16 de agosto de 2019

No Grande ABC, o número de catadores de materiais recicláveis aumentou em 20% nos últimos cinco anos e, por mês, as cooperativas de reciclagem da região manipulam, em média, 900 toneladas de resíduos sólidos. Mais para o interior do estado de São Paulo, após ter realizado um projeto piloto socioambiental de reciclagem em um bairro na capital paulista, uma empresa multinacional que fabrica embalagem de alimentos vai expandir sua ação para três municípios (Piedade, Guararema e Salesópolis). A meta, nesses locais, é aumentar em 20% o volume de resíduos recicláveis destinados às cooperativas.

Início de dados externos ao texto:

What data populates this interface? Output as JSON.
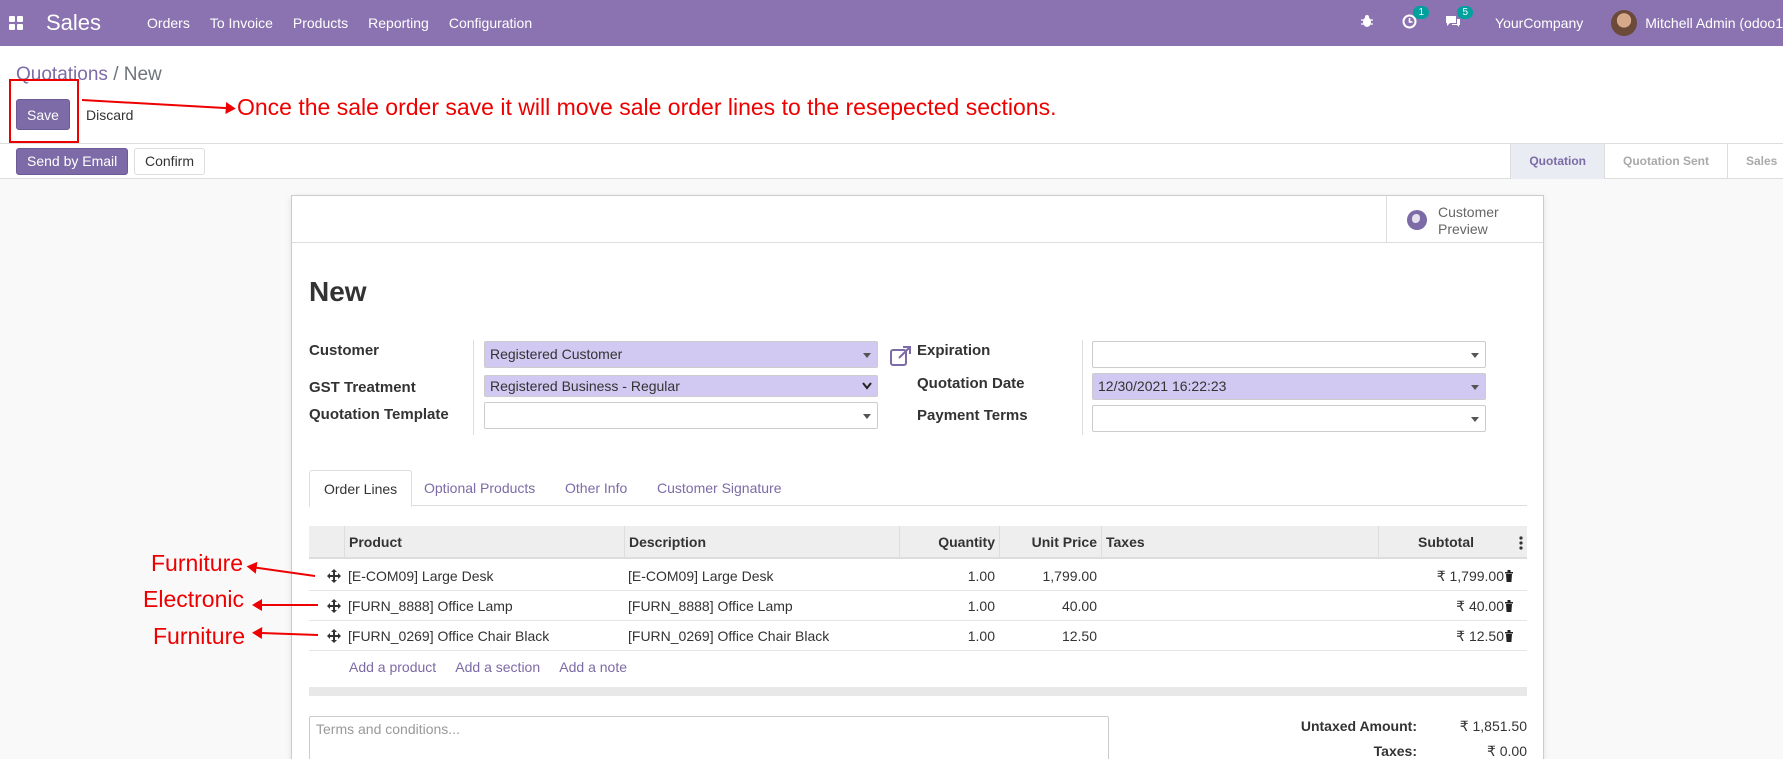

“Em todo o Brasil, as cooperativas são responsáveis por 90% de todos os resíduos sólidos coletados. No entanto, de maneira geral, perto de todo o material que é gerado – 78 milhões de toneladas por ano, isso representa muito pouco. O país ainda caminha a passos lentos na questão da reciclagem de resíduos sólidos”, observa Edivaldo Del Grande, presidente do Sescoop/SP (Serviço de Aprendizagem do Cooperativismo no Estado de São Paulo). Na capital, por exemplo, das quase 77 mil toneladas de resíduos recolhidas em 2018, apenas 7% foi reciclado. No Brasil, a média de reciclagem é de 13%.

Nas cooperativas, os resíduos sólidos são separados em sacos nas suas diversas categorias (plástico, papel, vidro, alumínio, entre outros), depois passam pela fase de prensagem, onde são compactados para facilitar o transporte, e por fim são vendidos para empresas que fazem o processo de reciclagem, para serem transformados novamente em matéria-prima e dar origem a novos produtos.

Por ano, segundo a Abrelpe (Associação Brasileira de Empresas de Limpeza Pública e Resíduos Especiais), esse mercado movimenta, em média, R$ 24 bilhões. E cerca de 332 mil empregos diretos são gerados pelo setor de reciclagem, de acordo com o Ministério do Meio Ambiente. “Além da presença das cooperativas de reciclagem gerar oportunidade de renda para as comunidades, elas também contribuem de forma significativa com a questão ambiental. Especialmente em municípios onde há falta de planejamento adequado para o descarte de resíduos, sem coleta seletiva. É preciso que haja mais incentivo para a formação de novas cooperativas e, sobretudo, apoio para que os empreendimentos sejam sustentáveis também do ponto de vista social e econômico. Esse, aliás, é o maior desafio para as cooperativas desse setor”, frisa o presidente do Sescoop/SP.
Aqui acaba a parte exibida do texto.